The patentable subject matter is eye microsurgery method of the transplanted cornea attachment and the implant used for attaching transplanted corneas, both donor corneas and artificial corneas, without using sutures used.
The cornea is the front transparent part of the eyeball characterised by a larger curvature. The thinnest part of the cornea is in its centre, where its average thickness ranges from 500-600 μm. Various pathologies may lead to corneal dysfunction necessitating corneal transplantation-replacement of the old damaged tissue with new donor or artificial tissue.
There are three basic types of corneal transplantations. Full thickness transplants (penetrating), front layers transplants (anterior lamellar keratoplasty) and posterior layers transplants (posterior lamellar keratoplasty). Only the last type of the transplants allows donor tissue to be attached without using sutures.
Both anterior lamellar and penetrating keratoplasty require tight suturing of the transplant cornea to the recipient's tissue. Such methods involve manual suturing making them time-consuming and less precise. The post-procedural corneal shape is irregular with high postoperative astigmatism. Sutures that are too loose may result in insufficient wound tightness, risk of infection-related complications and inflammation and, in effect, transplant rejection. On the other hand, too tight stitching results in postoperative disturbances of the corneal shape.
During corneal transplantation (keratoplasty) the donor and recipient tissues are cut in such a way so that they fit with each other. This is done by means of various types of trephines-circular cutting devices having various diameters which are usually disposable. The cutting of the tissue is accomplished by a circular motion. Therefore, trephines can only be used for round transplants. The technical complexity of this procedure results in the donor and recipient tissues not being ideally matched, which has a negative influence on the final result of keratoplasty.

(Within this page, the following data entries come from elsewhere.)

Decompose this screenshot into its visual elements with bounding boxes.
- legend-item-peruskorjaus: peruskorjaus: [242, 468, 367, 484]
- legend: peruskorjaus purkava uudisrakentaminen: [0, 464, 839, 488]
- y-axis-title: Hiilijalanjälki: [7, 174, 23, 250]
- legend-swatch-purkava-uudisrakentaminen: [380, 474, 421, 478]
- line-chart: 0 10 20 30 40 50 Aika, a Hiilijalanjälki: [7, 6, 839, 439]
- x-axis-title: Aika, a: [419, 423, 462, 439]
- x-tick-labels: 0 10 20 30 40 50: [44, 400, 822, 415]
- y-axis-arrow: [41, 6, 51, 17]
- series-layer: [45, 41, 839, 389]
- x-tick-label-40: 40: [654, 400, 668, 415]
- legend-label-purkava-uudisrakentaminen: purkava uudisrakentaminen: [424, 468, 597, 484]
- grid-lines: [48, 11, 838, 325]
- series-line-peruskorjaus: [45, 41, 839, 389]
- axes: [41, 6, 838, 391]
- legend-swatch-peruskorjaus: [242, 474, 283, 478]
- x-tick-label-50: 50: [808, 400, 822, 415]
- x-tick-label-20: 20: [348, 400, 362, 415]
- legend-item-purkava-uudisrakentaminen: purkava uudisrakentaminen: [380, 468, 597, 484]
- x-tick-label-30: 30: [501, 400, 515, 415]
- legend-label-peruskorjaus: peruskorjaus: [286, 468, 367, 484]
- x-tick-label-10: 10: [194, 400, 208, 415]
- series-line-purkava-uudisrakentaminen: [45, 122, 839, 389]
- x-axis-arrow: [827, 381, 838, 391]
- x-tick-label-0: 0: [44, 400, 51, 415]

In the recent years, development of laser technology, in particular development of femtosecond laser for corneal surgery, has created new possibilities, also in the field of corneal transplantation. The femtosecond laser is capable of making incisions in any given plane of the cornea with precision of several micrometers. This allows the donor and recipient tissues to be fitted much more precisely. Different modifications of the transplant shape were also proposed to obtain the lowest possible postoperative astigmatism.
Unfortunately, the advantages of using femtosecond lasers in keratoplasty are so far limited by the necessity to put in sutures causing substantial astigmatism which is hard to predict as well as leading to the complications as mentioned above.